By Gareth Jones
BERLIN (Reuters) - A majority of Germans do not trust European Union institutions and one in two want Brussels to devolve more powers to EU member states, according to a poll on Tuesday that confirmed a shift to greater Euroscepticism in Europe's largest economy.
The YouGov Deutschland survey also showed a majority of Germans believe a British exit from the EU would be bad for both Germany and the EU, and that the next German government, after Sunday's election, should work actively to keep Britain inside the 28-nation bloc.
British Prime Minister David Cameron, who has pledged to hold a referendum on Britain's continued EU membership by 2017, is the most trusted foreign EU leader among Germans, the poll showed, four points ahead of French President Francois Hollande.
Fewer than one in three Germans trust the European Commission, the EU's executive arm, and the European Parliament fared only slightly better, said the poll, which interviewed 1,010 adults between August 21 and August 26.

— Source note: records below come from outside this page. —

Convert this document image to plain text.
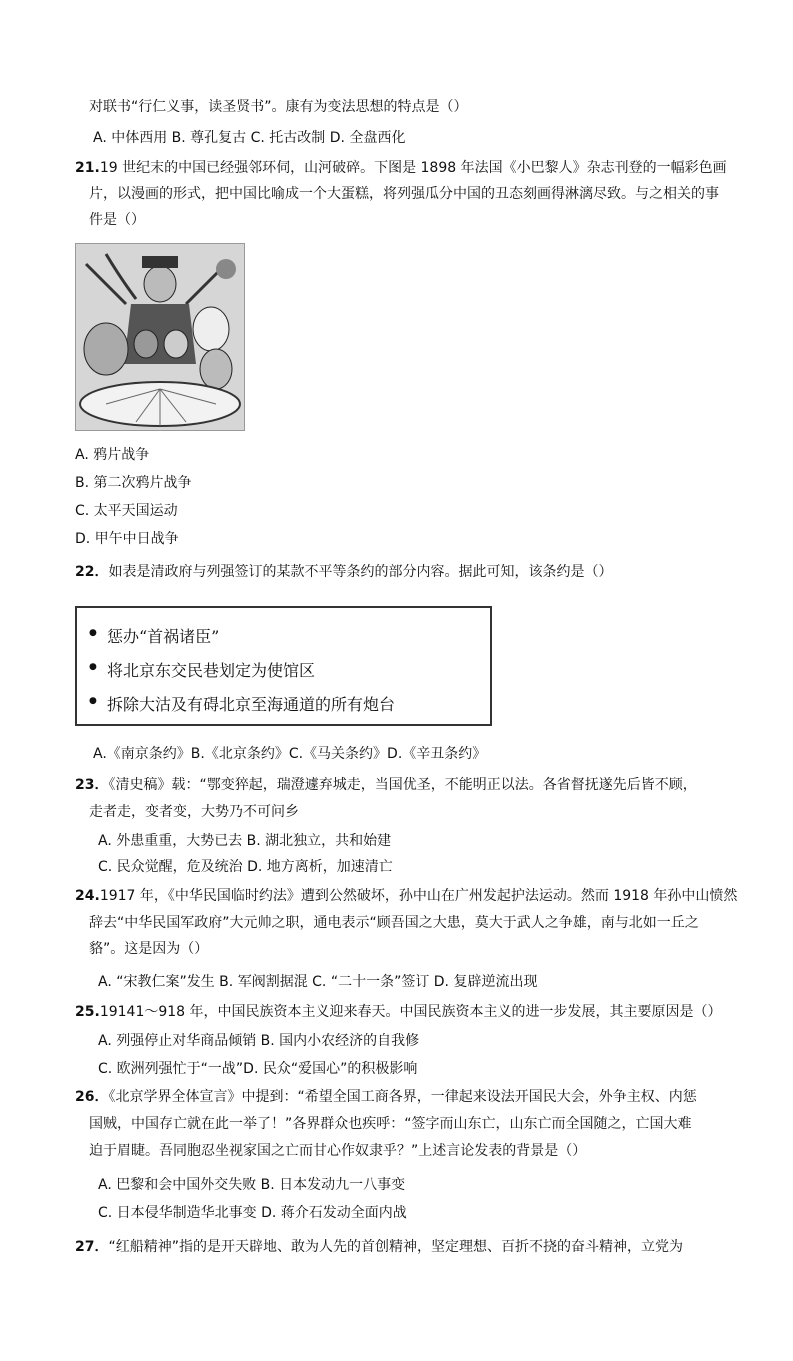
对联书“行仁义事，读圣贤书”。康有为变法思想的特点是（）
A. 中体西用 B. 尊孔复古 C. 托古改制 D. 全盘西化
21.19 世纪末的中国已经强邻环伺，山河破碎。下图是 1898 年法国《小巴黎人》杂志刊登的一幅彩色画
片，以漫画的形式，把中国比喻成一个大蛋糕，将列强瓜分中国的丑态刻画得淋漓尽致。与之相关的事
件是（）
A. 鸦片战争
B. 第二次鸦片战争
C. 太平天国运动
D. 甲午中日战争
22．如表是清政府与列强签订的某款不平等条约的部分内容。据此可知，该条约是（）
● 惩办“首祸诸臣”
● 将北京东交民巷划定为使馆区
● 拆除大沽及有碍北京至海通道的所有炮台
A.《南京条约》B.《北京条约》C.《马关条约》D.《辛丑条约》
23．《清史稿》载：“鄂变猝起，瑞澄遽弃城走，当国优圣，不能明正以法。各省督抚遂先后皆不顾，
走者走，变者变，大势乃不可问乡
A. 外患重重，大势已去 B. 湖北独立，共和始建
C. 民众觉醒，危及统治 D. 地方离析，加速清亡
24.1917 年，《中华民国临时约法》遭到公然破坏，孙中山在广州发起护法运动。然而 1918 年孙中山愤然
辞去“中华民国军政府”大元帅之职，通电表示“顾吾国之大患，莫大于武人之争雄，南与北如一丘之
貉”。这是因为（）
A. “宋教仁案”发生 B. 军阀割据混 C. “二十一条”签订 D. 复辟逆流出现
25.19141～918 年，中国民族资本主义迎来春天。中国民族资本主义的进一步发展，其主要原因是（）
A. 列强停止对华商品倾销 B. 国内小农经济的自我修
C. 欧洲列强忙于“一战”D. 民众“爱国心”的积极影响
26．《北京学界全体宣言》中提到：“希望全国工商各界，一律起来设法开国民大会，外争主权、内惩
国贼，中国存亡就在此一举了！”各界群众也疾呼：“签字而山东亡，山东亡而全国随之，亡国大难
迫于眉睫。吾同胞忍坐视家国之亡而甘心作奴隶乎？”上述言论发表的背景是（）
A. 巴黎和会中国外交失败 B. 日本发动九一八事变
C. 日本侵华制造华北事变 D. 蒋介石发动全面内战
27．“红船精神”指的是开天辟地、敢为人先的首创精神，坚定理想、百折不挠的奋斗精神，立党为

The most trusted institution was Germany's Constitutional Court, which has addressed taxpayers' concerns over the legal and financial implications of euro zone bailouts by insisting on the right of the Berlin parliament to be fully consulted.
Half of those surveyed said they backed efforts by some EU politicians, who include Cameron, to repatriate powers from the European level, while 26 percent were opposed. Criminal justice, data protection and employment laws were among areas where Germans wanted national politicians to decide policy.

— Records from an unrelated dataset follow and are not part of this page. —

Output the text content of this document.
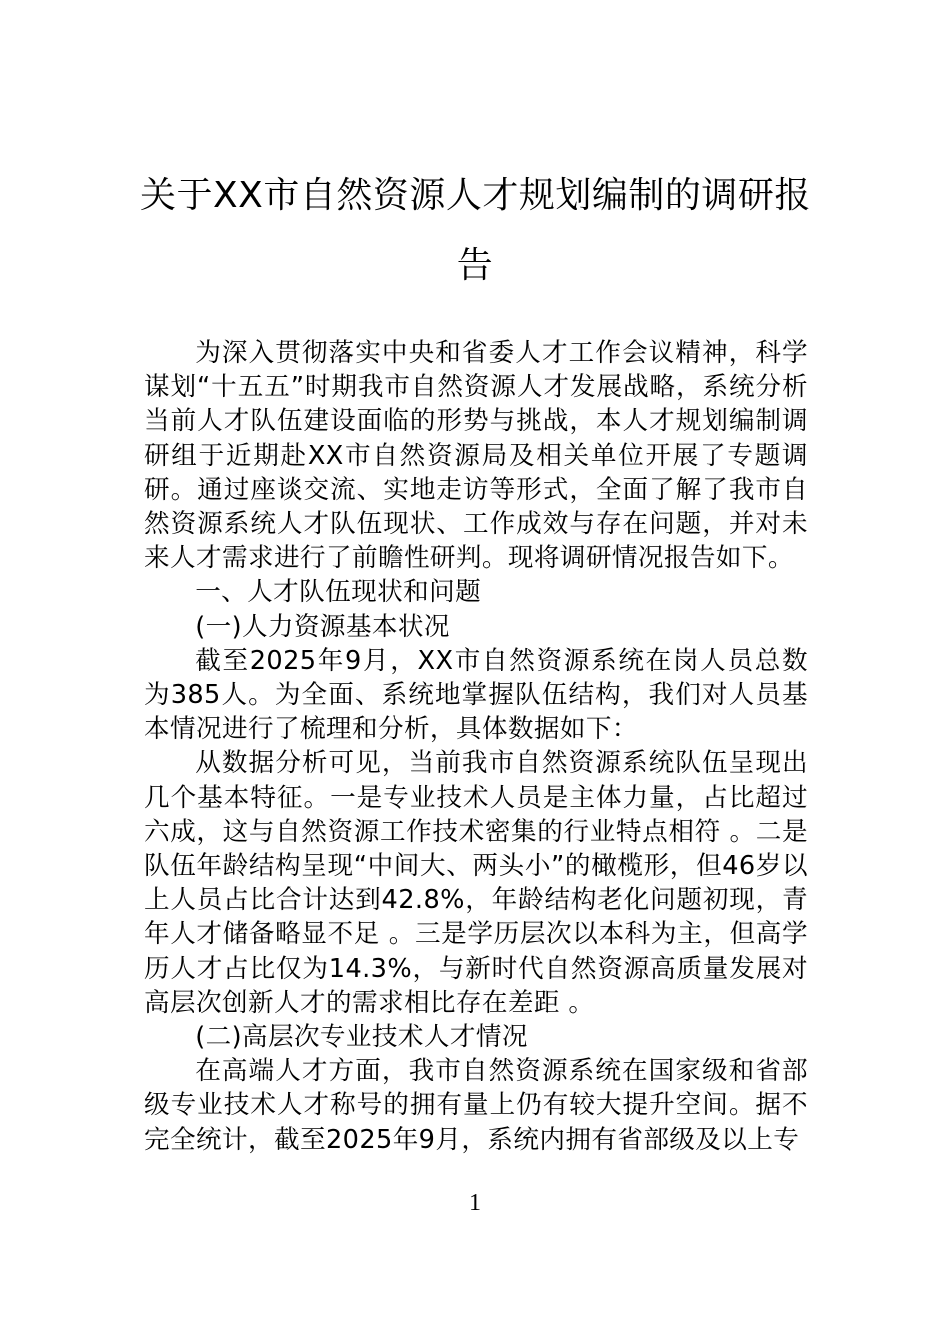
关于XX市自然资源人才规划编制的调研报
告

为深入贯彻落实中央和省委人才工作会议精神，科学谋划“十五五”时期我市自然资源人才发展战略，系统分析当前人才队伍建设面临的形势与挑战，本人才规划编制调研组于近期赴XX市自然资源局及相关单位开展了专题调研。通过座谈交流、实地走访等形式，全面了解了我市自然资源系统人才队伍现状、工作成效与存在问题，并对未来人才需求进行了前瞻性研判。现将调研情况报告如下。

一、人才队伍现状和问题

(一)人力资源基本状况

截至2025年9月，XX市自然资源系统在岗人员总数为385人。为全面、系统地掌握队伍结构，我们对人员基本情况进行了梳理和分析，具体数据如下：

从数据分析可见，当前我市自然资源系统队伍呈现出几个基本特征。一是专业技术人员是主体力量，占比超过六成，这与自然资源工作技术密集的行业特点相符 。二是队伍年龄结构呈现“中间大、两头小”的橄榄形，但46岁以上人员占比合计达到42.8%，年龄结构老化问题初现，青年人才储备略显不足 。三是学历层次以本科为主，但高学历人才占比仅为14.3%，与新时代自然资源高质量发展对高层次创新人才的需求相比存在差距 。

(二)高层次专业技术人才情况

在高端人才方面，我市自然资源系统在国家级和省部级专业技术人才称号的拥有量上仍有较大提升空间。据不完全统计，截至2025年9月，系统内拥有省部级及以上专

1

A majority of Germans wanted to cut Berlin's contribution to the EU budget and thought farm and regional aid subsidies - the two largest budget items - should be dealt with at the national level.
"Though Germany will remain wedded to Europe, once the question of EU powers is boiled down to specific policies, there is widespread support among German public opinion for the return of powers from Brussels to member states," said Nina Schick, an analyst at the Open Europe think-tank which published the poll.
The findings chime with a previous YouGov poll published on September 3 that underlined German weariness with bailing out ailing euro zone members after three years of debt crisis, and confirmed a loss of appetite for "more Europe" in Germany, which has traditionally backed closer EU integration.
A new anti-euro party, the Alternative fuer Deutschland (AfD), could break the 5 percent barrier to enter parliament after the election on Sunday, though opinion polls show a strong majority of Germans continue to back the common currency.
The latest YouGov poll will provide pleasant reading for Cameron as he presses his case for Britain to form a looser association with the EU. Many Britons, especially in Cameron's Conservative Party, see Brussels' influence as too stifling.
Nearly two in three Germans polled said Germany and Britain could be strong allies in reforming the EU, though France is still viewed as Germany's most important ally.
Fifty-seven percent of Germans said Britain's exit from the EU would be damaging to the EU's credibility and prestige.
Chancellor Angela Merkel is tipped to win Germany's election on Sunday, though it is unclear who will join her conservatives in the next coalition government.
Merkel, who has backed off from her earlier calls for "more Europe", has forged a good working relationship with Cameron and has refrained from criticizing his push for looser British ties to the EU.